Local Filmmaker Tackles Iraqi Refugee Crisis in 'The List'
By: Chris Kazarian & Elise Hugus, July 19, 2012
COURTESY PRINCIPLE PICTURES - Kirk Johnson (left) started out just trying to help his Iraqi friend, Yaghdan (right) come to the United States. But he soon realized there were thousands of others in need.
Two years after he started working for the US Agency for International Development in Fallujah, Iraq, Kirk Johnson started compiling a list of Iraqis seeking refugee status abroad.
It all started in December 2006, when he received word from a former Iraqi colleague who had found a severed dog's head on the front steps of his home. Attached was a note that said he would be next.
Sunday, July 29 at 7 PMRedfield Auditorium 57 Water Street, Woods Hole
Beth Murphy will answer questions after the screening.
That motivated Johnson to try to help bring his friend to safety in the United States.
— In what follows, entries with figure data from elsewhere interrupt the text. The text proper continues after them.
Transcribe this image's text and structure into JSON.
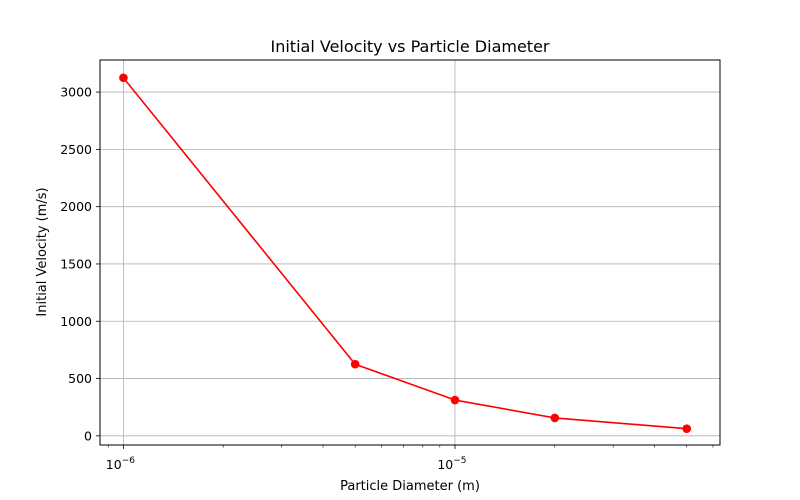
{
  "chart_data": {
    "type": "line",
    "title": "Initial Velocity vs Particle Diameter",
    "xlabel": "Particle Diameter (m)",
    "ylabel": "Initial Velocity (m/s)",
    "x_scale": "log",
    "xlim": [
      8.5e-07,
      6.3e-05
    ],
    "ylim": [
      -80,
      3280
    ],
    "grid": true,
    "x_major_ticks": [
      {
        "value": 1e-06,
        "base": "10",
        "exp": "−6"
      },
      {
        "value": 1e-05,
        "base": "10",
        "exp": "−5"
      }
    ],
    "y_ticks": [
      0,
      500,
      1000,
      1500,
      2000,
      2500,
      3000
    ],
    "series": [
      {
        "color": "#ff0000",
        "marker": "circle",
        "x": [
          1e-06,
          5e-06,
          1e-05,
          2e-05,
          5e-05
        ],
        "y": [
          3125,
          625,
          312.5,
          156.25,
          62.5
        ]
      }
    ]
  }
}
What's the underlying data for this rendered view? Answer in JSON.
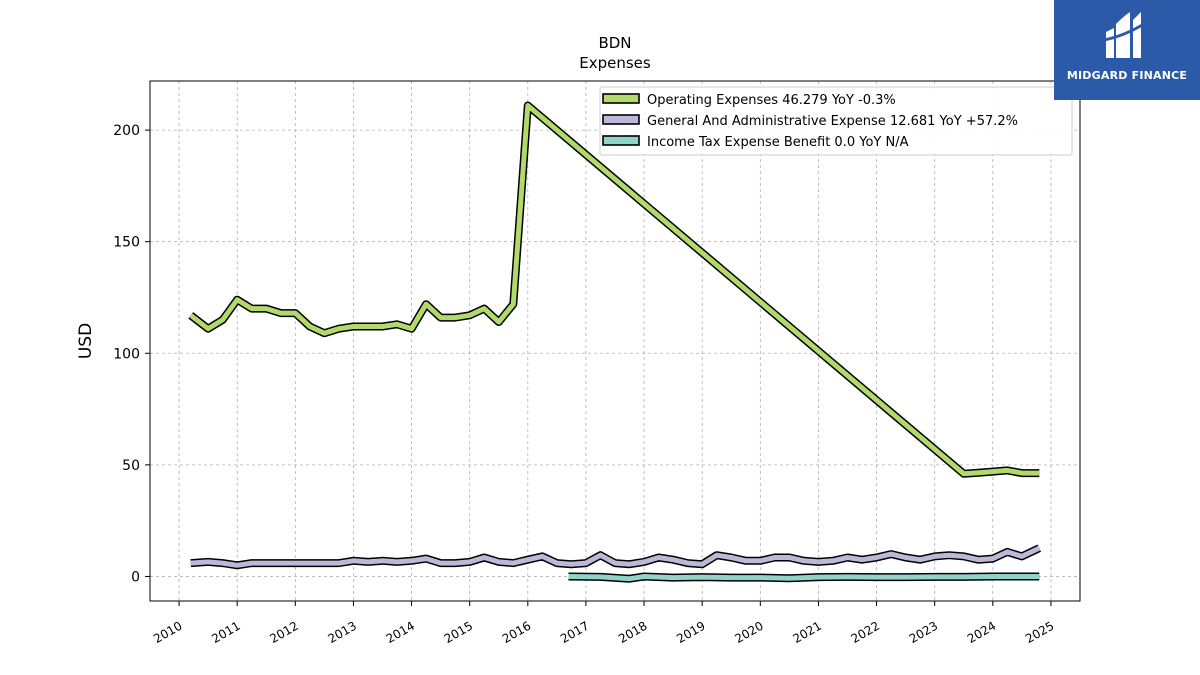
{
  "brand": {
    "name": "MIDGARD FINANCE",
    "icon": "midgard-logo-icon",
    "color": "#2a5aa8"
  },
  "chart_data": {
    "type": "line",
    "title": "BDN",
    "subtitle": "Expenses",
    "ylabel": "USD",
    "xlabel": "",
    "xlim": [
      2009.5,
      2025.5
    ],
    "ylim": [
      -11,
      222
    ],
    "yticks": [
      0,
      50,
      100,
      150,
      200
    ],
    "xticks": [
      "2010",
      "2011",
      "2012",
      "2013",
      "2014",
      "2015",
      "2016",
      "2017",
      "2018",
      "2019",
      "2020",
      "2021",
      "2022",
      "2023",
      "2024",
      "2025"
    ],
    "grid": true,
    "legend_position": "top-right",
    "series": [
      {
        "name": "Operating Expenses",
        "legend_label": "Operating Expenses  46.279 YoY -0.3%",
        "color": "#b2d96a",
        "x": [
          2010.2,
          2010.5,
          2010.75,
          2011.0,
          2011.25,
          2011.5,
          2011.75,
          2012.0,
          2012.25,
          2012.5,
          2012.75,
          2013.0,
          2013.25,
          2013.5,
          2013.75,
          2014.0,
          2014.25,
          2014.5,
          2014.75,
          2015.0,
          2015.25,
          2015.5,
          2015.75,
          2016.0,
          2023.5,
          2023.75,
          2024.0,
          2024.25,
          2024.5,
          2024.8
        ],
        "y": [
          117,
          111,
          115,
          124,
          120,
          120,
          118,
          118,
          112,
          109,
          111,
          112,
          112,
          112,
          113,
          111,
          122,
          116,
          116,
          117,
          120,
          114,
          122,
          211,
          46,
          46.5,
          47,
          47.5,
          46.3,
          46.3
        ]
      },
      {
        "name": "General And Administrative Expense",
        "legend_label": "General And Administrative Expense  12.681 YoY +57.2%",
        "color": "#bcb8d8",
        "x": [
          2010.2,
          2010.5,
          2010.75,
          2011.0,
          2011.25,
          2011.5,
          2011.75,
          2012.0,
          2012.25,
          2012.5,
          2012.75,
          2013.0,
          2013.25,
          2013.5,
          2013.75,
          2014.0,
          2014.25,
          2014.5,
          2014.75,
          2015.0,
          2015.25,
          2015.5,
          2015.75,
          2016.0,
          2016.25,
          2016.5,
          2016.75,
          2017.0,
          2017.25,
          2017.5,
          2017.75,
          2018.0,
          2018.25,
          2018.5,
          2018.75,
          2019.0,
          2019.25,
          2019.5,
          2019.75,
          2020.0,
          2020.25,
          2020.5,
          2020.75,
          2021.0,
          2021.25,
          2021.5,
          2021.75,
          2022.0,
          2022.25,
          2022.5,
          2022.75,
          2023.0,
          2023.25,
          2023.5,
          2023.75,
          2024.0,
          2024.25,
          2024.5,
          2024.8
        ],
        "y": [
          6,
          6.5,
          6,
          5,
          6,
          6,
          6,
          6,
          6,
          6,
          6,
          7,
          6.5,
          7,
          6.5,
          7,
          8,
          6,
          6,
          6.5,
          8.5,
          6.5,
          6,
          7.5,
          9,
          6,
          5.5,
          6,
          9.5,
          6,
          5.5,
          6.5,
          8.5,
          7.5,
          6,
          5.5,
          9.5,
          8.5,
          7,
          7,
          8.5,
          8.5,
          7,
          6.5,
          7,
          8.5,
          7.5,
          8.5,
          10,
          8.5,
          7.5,
          9,
          9.5,
          9,
          7.5,
          8,
          11,
          9,
          12.7
        ]
      },
      {
        "name": "Income Tax Expense Benefit",
        "legend_label": "Income Tax Expense Benefit  0.0 YoY N/A",
        "color": "#8fd4c7",
        "x": [
          2016.7,
          2017.25,
          2017.75,
          2018.0,
          2018.5,
          2019.0,
          2019.5,
          2020.0,
          2020.5,
          2021.0,
          2021.5,
          2022.0,
          2022.5,
          2023.0,
          2023.5,
          2024.0,
          2024.8
        ],
        "y": [
          0,
          -0.2,
          -1,
          0,
          -0.5,
          -0.3,
          -0.5,
          -0.5,
          -0.8,
          -0.3,
          -0.2,
          -0.3,
          -0.3,
          -0.2,
          -0.2,
          0,
          0
        ]
      }
    ]
  }
}
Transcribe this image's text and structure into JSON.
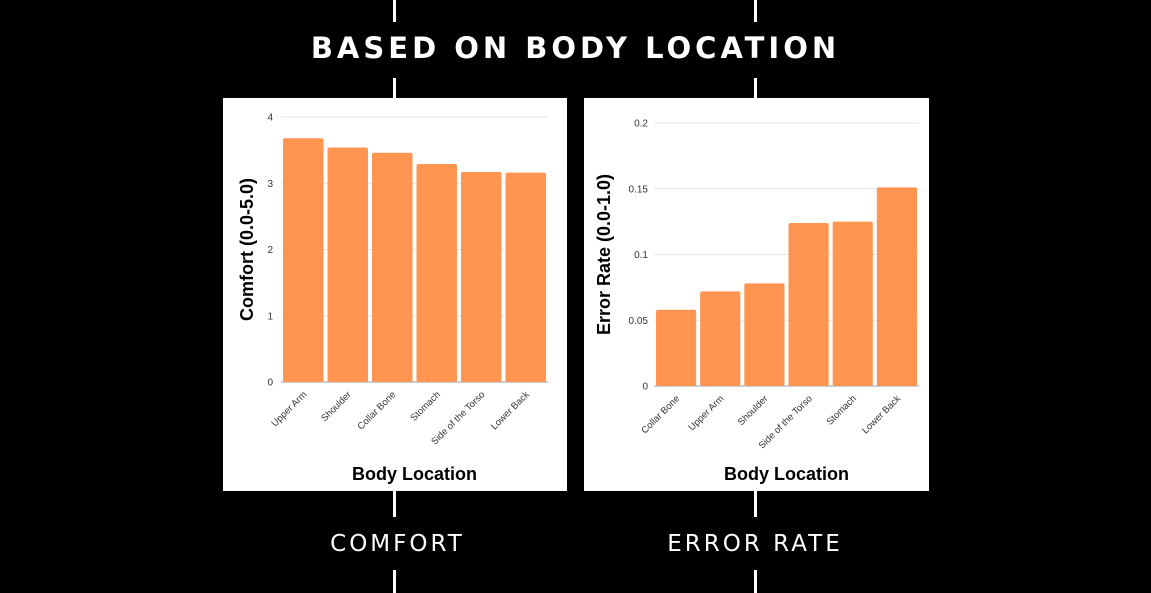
{
  "page": {
    "heading": "BASED ON BODY LOCATION",
    "captions": {
      "comfort": "COMFORT",
      "error_rate": "ERROR RATE"
    },
    "bar_color": "#FF9551",
    "background_color": "#000000"
  },
  "chart_data": [
    {
      "type": "bar",
      "title": "",
      "xlabel": "Body Location",
      "ylabel": "Comfort (0.0-5.0)",
      "categories": [
        "Upper Arm",
        "Shoulder",
        "Collar Bone",
        "Stomach",
        "Side of the Torso",
        "Lower Back"
      ],
      "values": [
        3.68,
        3.54,
        3.46,
        3.29,
        3.17,
        3.16
      ],
      "ylim": [
        0,
        4
      ],
      "yticks": [
        0,
        1,
        2,
        3,
        4
      ],
      "ytick_labels": [
        "0",
        "1",
        "2",
        "3",
        "4"
      ],
      "grid": true,
      "legend": "none"
    },
    {
      "type": "bar",
      "title": "",
      "xlabel": "Body Location",
      "ylabel": "Error Rate (0.0-1.0)",
      "categories": [
        "Collar Bone",
        "Upper Arm",
        "Shoulder",
        "Side of the Torso",
        "Stomach",
        "Lower Back"
      ],
      "values": [
        0.058,
        0.072,
        0.078,
        0.124,
        0.125,
        0.151
      ],
      "ylim": [
        0,
        0.2
      ],
      "yticks": [
        0,
        0.05,
        0.1,
        0.15,
        0.2
      ],
      "ytick_labels": [
        "0",
        "0.05",
        "0.1",
        "0.15",
        "0.2"
      ],
      "grid": true,
      "legend": "none"
    }
  ]
}
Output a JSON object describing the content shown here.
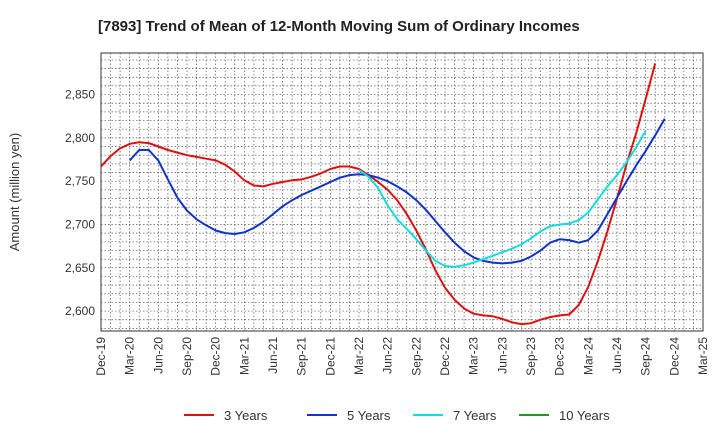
{
  "chart_data": {
    "type": "line",
    "title": "[7893]  Trend of Mean of 12-Month Moving Sum of Ordinary Incomes",
    "xlabel": "",
    "ylabel": "Amount (million yen)",
    "ylim": [
      2577,
      2898
    ],
    "grid": true,
    "legend_position": "bottom",
    "x_tick_labels": [
      "Dec-19",
      "Mar-20",
      "Jun-20",
      "Sep-20",
      "Dec-20",
      "Mar-21",
      "Jun-21",
      "Sep-21",
      "Dec-21",
      "Mar-22",
      "Jun-22",
      "Sep-22",
      "Dec-22",
      "Mar-23",
      "Jun-23",
      "Sep-23",
      "Dec-23",
      "Mar-24",
      "Jun-24",
      "Sep-24",
      "Dec-24",
      "Mar-25"
    ],
    "y_ticks": [
      {
        "value": 2600,
        "label": "2,600"
      },
      {
        "value": 2650,
        "label": "2,650"
      },
      {
        "value": 2700,
        "label": "2,700"
      },
      {
        "value": 2750,
        "label": "2,750"
      },
      {
        "value": 2800,
        "label": "2,800"
      },
      {
        "value": 2850,
        "label": "2,850"
      }
    ],
    "series": [
      {
        "name": "3 Years",
        "color": "#dd1111",
        "start_index": 0,
        "values": [
          2767,
          2779,
          2788,
          2793,
          2795,
          2794,
          2790,
          2786,
          2783,
          2780,
          2778,
          2776,
          2774,
          2769,
          2761,
          2751,
          2745,
          2744,
          2747,
          2749,
          2751,
          2752,
          2755,
          2759,
          2764,
          2767,
          2767,
          2764,
          2757,
          2749,
          2740,
          2728,
          2712,
          2693,
          2671,
          2647,
          2627,
          2613,
          2603,
          2597,
          2595,
          2594,
          2591,
          2587,
          2585,
          2586,
          2590,
          2593,
          2595,
          2596,
          2607,
          2628,
          2658,
          2692,
          2730,
          2770,
          2805,
          2845,
          2886
        ]
      },
      {
        "name": "5 Years",
        "color": "#1133cc",
        "start_index": 3,
        "values": [
          2774,
          2786,
          2786,
          2774,
          2752,
          2731,
          2716,
          2706,
          2699,
          2693,
          2690,
          2689,
          2691,
          2696,
          2703,
          2712,
          2721,
          2728,
          2734,
          2739,
          2744,
          2749,
          2754,
          2757,
          2758,
          2757,
          2754,
          2750,
          2744,
          2737,
          2728,
          2717,
          2704,
          2691,
          2679,
          2669,
          2662,
          2658,
          2656,
          2655,
          2656,
          2658,
          2663,
          2670,
          2679,
          2683,
          2682,
          2679,
          2682,
          2693,
          2712,
          2731,
          2750,
          2768,
          2785,
          2803,
          2822
        ]
      },
      {
        "name": "7 Years",
        "color": "#11dddd",
        "start_index": 27,
        "values": [
          2763,
          2755,
          2742,
          2722,
          2706,
          2695,
          2683,
          2670,
          2658,
          2652,
          2651,
          2653,
          2656,
          2660,
          2664,
          2668,
          2672,
          2677,
          2684,
          2692,
          2698,
          2700,
          2701,
          2705,
          2714,
          2729,
          2744,
          2757,
          2772,
          2789,
          2808
        ]
      },
      {
        "name": "10 Years",
        "color": "#229922",
        "start_index": 0,
        "values": []
      }
    ]
  }
}
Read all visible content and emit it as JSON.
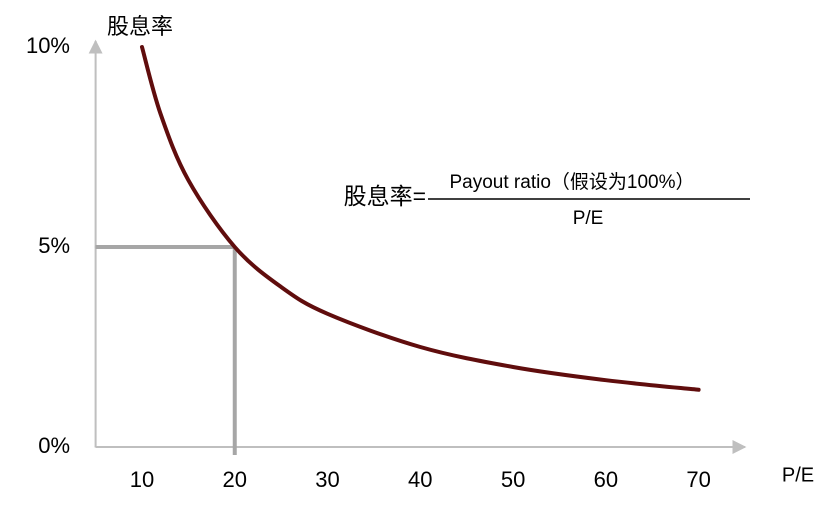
{
  "chart_data": {
    "type": "line",
    "y_label": "股息率",
    "x_label": "P/E",
    "formula": {
      "lhs": "股息率=",
      "numerator": "Payout ratio（假设为100%）",
      "denominator": "P/E"
    },
    "x": [
      10,
      12,
      15,
      20,
      25,
      30,
      40,
      50,
      60,
      70
    ],
    "values": [
      10,
      8.33,
      6.67,
      5,
      4,
      3.33,
      2.5,
      2,
      1.67,
      1.43
    ],
    "color": "#600d0d",
    "highlight": {
      "x": 20,
      "y": 5,
      "color": "#a6a6a6"
    },
    "xlim": [
      5,
      75
    ],
    "xticks": [
      10,
      20,
      30,
      40,
      50,
      60,
      70
    ],
    "ylim": [
      0,
      10
    ],
    "yticks": [
      {
        "value": 0,
        "label": "0%"
      },
      {
        "value": 5,
        "label": "5%"
      },
      {
        "value": 10,
        "label": "10%"
      }
    ]
  }
}
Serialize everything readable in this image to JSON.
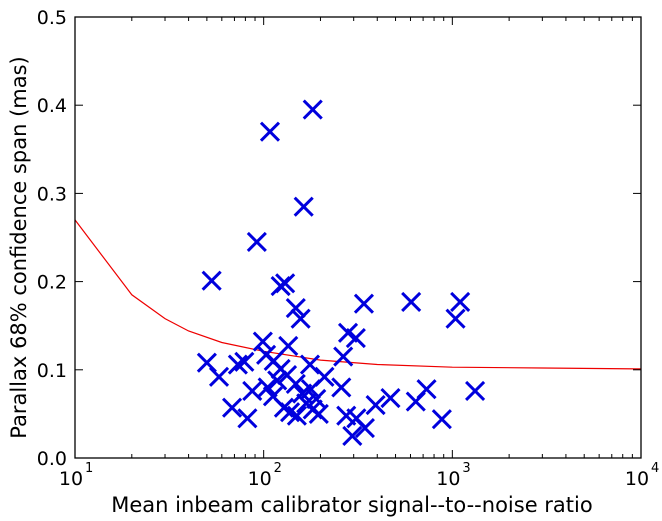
{
  "chart_data": {
    "type": "scatter",
    "title": "",
    "xlabel": "Mean inbeam calibrator signal--to--noise ratio",
    "ylabel": "Parallax 68% confidence span (mas)",
    "xscale": "log",
    "xlim": [
      10,
      10000
    ],
    "ylim": [
      0.0,
      0.5
    ],
    "grid": false,
    "legend": "none",
    "x_ticks": [
      {
        "value": 10,
        "base": "10",
        "exp": "1"
      },
      {
        "value": 100,
        "base": "10",
        "exp": "2"
      },
      {
        "value": 1000,
        "base": "10",
        "exp": "3"
      },
      {
        "value": 10000,
        "base": "10",
        "exp": "4"
      }
    ],
    "y_ticks": [
      {
        "value": 0.0,
        "label": "0.0"
      },
      {
        "value": 0.1,
        "label": "0.1"
      },
      {
        "value": 0.2,
        "label": "0.2"
      },
      {
        "value": 0.3,
        "label": "0.3"
      },
      {
        "value": 0.4,
        "label": "0.4"
      },
      {
        "value": 0.5,
        "label": "0.5"
      }
    ],
    "series": [
      {
        "marker": "x",
        "color": "#0000dd",
        "points": [
          [
            182,
            0.395
          ],
          [
            108,
            0.37
          ],
          [
            163,
            0.285
          ],
          [
            92,
            0.245
          ],
          [
            53,
            0.201
          ],
          [
            123,
            0.195
          ],
          [
            130,
            0.198
          ],
          [
            148,
            0.17
          ],
          [
            157,
            0.158
          ],
          [
            340,
            0.175
          ],
          [
            605,
            0.177
          ],
          [
            1100,
            0.177
          ],
          [
            1040,
            0.158
          ],
          [
            280,
            0.142
          ],
          [
            99,
            0.132
          ],
          [
            308,
            0.136
          ],
          [
            135,
            0.127
          ],
          [
            50,
            0.108
          ],
          [
            58,
            0.092
          ],
          [
            73,
            0.106
          ],
          [
            79,
            0.109
          ],
          [
            103,
            0.117
          ],
          [
            113,
            0.11
          ],
          [
            123,
            0.101
          ],
          [
            133,
            0.094
          ],
          [
            176,
            0.106
          ],
          [
            210,
            0.092
          ],
          [
            264,
            0.115
          ],
          [
            87,
            0.076
          ],
          [
            105,
            0.08
          ],
          [
            118,
            0.088
          ],
          [
            148,
            0.084
          ],
          [
            160,
            0.073
          ],
          [
            178,
            0.078
          ],
          [
            190,
            0.067
          ],
          [
            258,
            0.08
          ],
          [
            68,
            0.057
          ],
          [
            82,
            0.045
          ],
          [
            128,
            0.057
          ],
          [
            138,
            0.052
          ],
          [
            150,
            0.048
          ],
          [
            168,
            0.062
          ],
          [
            182,
            0.055
          ],
          [
            196,
            0.05
          ],
          [
            274,
            0.048
          ],
          [
            295,
            0.025
          ],
          [
            344,
            0.034
          ],
          [
            392,
            0.06
          ],
          [
            470,
            0.068
          ],
          [
            640,
            0.064
          ],
          [
            730,
            0.078
          ],
          [
            880,
            0.044
          ],
          [
            1320,
            0.076
          ],
          [
            112,
            0.07
          ],
          [
            310,
            0.045
          ]
        ]
      },
      {
        "marker": "line",
        "color": "#ee0000",
        "points": [
          [
            10,
            0.27
          ],
          [
            20,
            0.185
          ],
          [
            30,
            0.158
          ],
          [
            40,
            0.144
          ],
          [
            60,
            0.131
          ],
          [
            100,
            0.121
          ],
          [
            200,
            0.111
          ],
          [
            400,
            0.106
          ],
          [
            1000,
            0.103
          ],
          [
            3000,
            0.102
          ],
          [
            10000,
            0.101
          ]
        ]
      }
    ]
  }
}
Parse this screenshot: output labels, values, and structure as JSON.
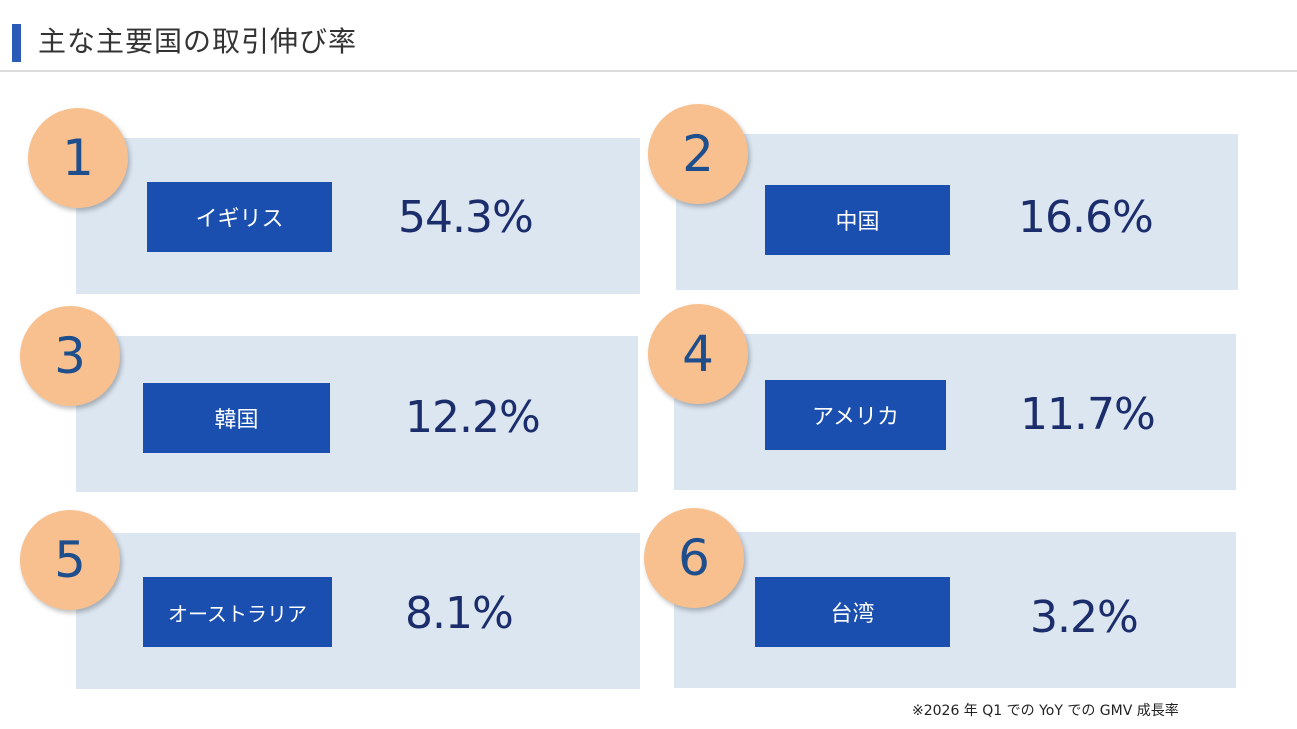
{
  "title": "主な主要国の取引伸び率",
  "items": [
    {
      "rank": "1",
      "country": "イギリス",
      "rate": "54.3%"
    },
    {
      "rank": "2",
      "country": "中国",
      "rate": "16.6%"
    },
    {
      "rank": "3",
      "country": "韓国",
      "rate": "12.2%"
    },
    {
      "rank": "4",
      "country": "アメリカ",
      "rate": "11.7%"
    },
    {
      "rank": "5",
      "country": "オーストラリア",
      "rate": "8.1%"
    },
    {
      "rank": "6",
      "country": "台湾",
      "rate": "3.2%"
    }
  ],
  "footnote": "※2026 年 Q1 での YoY での GMV 成長率",
  "colors": {
    "accent": "#2b5ab7",
    "panel": "#dce6f1",
    "label": "#1a4fb0",
    "badge": "#f8c08f"
  }
}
By June 20, 2007, World Refugee Day, Johnson founded The List Project To Resettle Iraqi Allies.
Less than a month later he would become the focus of North Falmouth resident Beth Murphy's documentary, aptly titled The List, which details Johnson's work in getting the US government to fulfill its promise to give refugee status to Iraqis that worked with the US military.
A modern-day Oskar Schindler
Murphy, owner of Principle Pictures in Boston, first made waves with her 2007 documentary Beyond Belief, detailing the work of two American women who lost their husbands on September 11, 2001, to help Afghani widows.
Shortly after meeting Johnson—through her work with the International Institute of New England, non-profit that has been assisting Iraqi refugees since 2007—Murphy realized she had found a modern-day Oskar Schindler.
"As part of [the International Institute’s] agreement, we were going to be able to handle a large number of cases in Iraq," she said. "And then, shockingly, no one came. It raised a red flag and put a question mark in the back of my mind."
The first footage she shot, just days after she welcomed her daughter Isabelle into her family, was of Johnson welcoming a close friend from Baghdad.
"He really wanted to help one person, this friend, get out of danger and then realized it wasn't just one person or 100 people. It was thousands of Iraqis facing danger," said Murphy, who focused on Johnson’s work with three Iraqis in her film.
The refugees’ stories "are heart-wrenching,” Murphy said. “We show someone, an Iraqi translator, who has his leg blown off by an insurgent, because he was trying to drag one of the soldiers to safety. He waited more than two years to get out of Iraq."
An endless list
While Johnson has made progress in his efforts, bringing more than 1,000 refugees into America—to everywhere from Boston to Chicago to San Diego—Murphy said his list continues to grow.
"It is now over 3,000 names," she said.
Murphy hopes the film sheds light on what the United States' actions—and, in some cases, inaction—have meant to Iraq.
"The film is about who we are as Americans and the way we operate in the world," she said.
Murphy’s travels to Iraq have left her somewhat saddened in that regard. She had never felt worse about being an American than when she was in Iraq, she said.
But even in that dismal reality she found a glimmer of optimism in the work Johnson is doing.
"With The List I try to tell it through his eyes,” she said. "For me, the reason Kirk's story is so important is he represents overseas who we are and what we want to be, especially in times of war."
Completed in late 2011, The List premiered at Tribeca Film Festival in New York City this spring and also screened at the Chicago Human Rights Festival, HotDocs in Toronto and the Nantucket Film Festival. Murphy is also working on an curriculum accompaniment to the film for high school and college students to address the moral obligations and human consequences of war.
At each screening, the film has sparked an important conversation among festival audiences.
“Iraq is off the radar but people are ready to start assessing what happened and what are the consequences of the Iraq War," Murphy said.
"There is a very, very sad and unnecessary human cost. When people see the film, they start to understand the Iraqis. They wanted to change their country and they thought the US was the hope for doing that… of course those hopes were not realized.”
The number one question viewers have after watching the documentary is how they can help The List Project move forward, Murphy said. Unless people have deep pockets or connections in Washington, she suggests setting up a personal connection with one of the thousands of Iraqis who have made it into the US through The List Project’s online community NetRoots.
Murphy is currently working on two documentaries: What Tomorrow Brings, about an all-girls school in a socially conservative village in Afghanistan; the other, Boomtown USA, about a modern-day gold rush in oil and gas-rich North Dakota.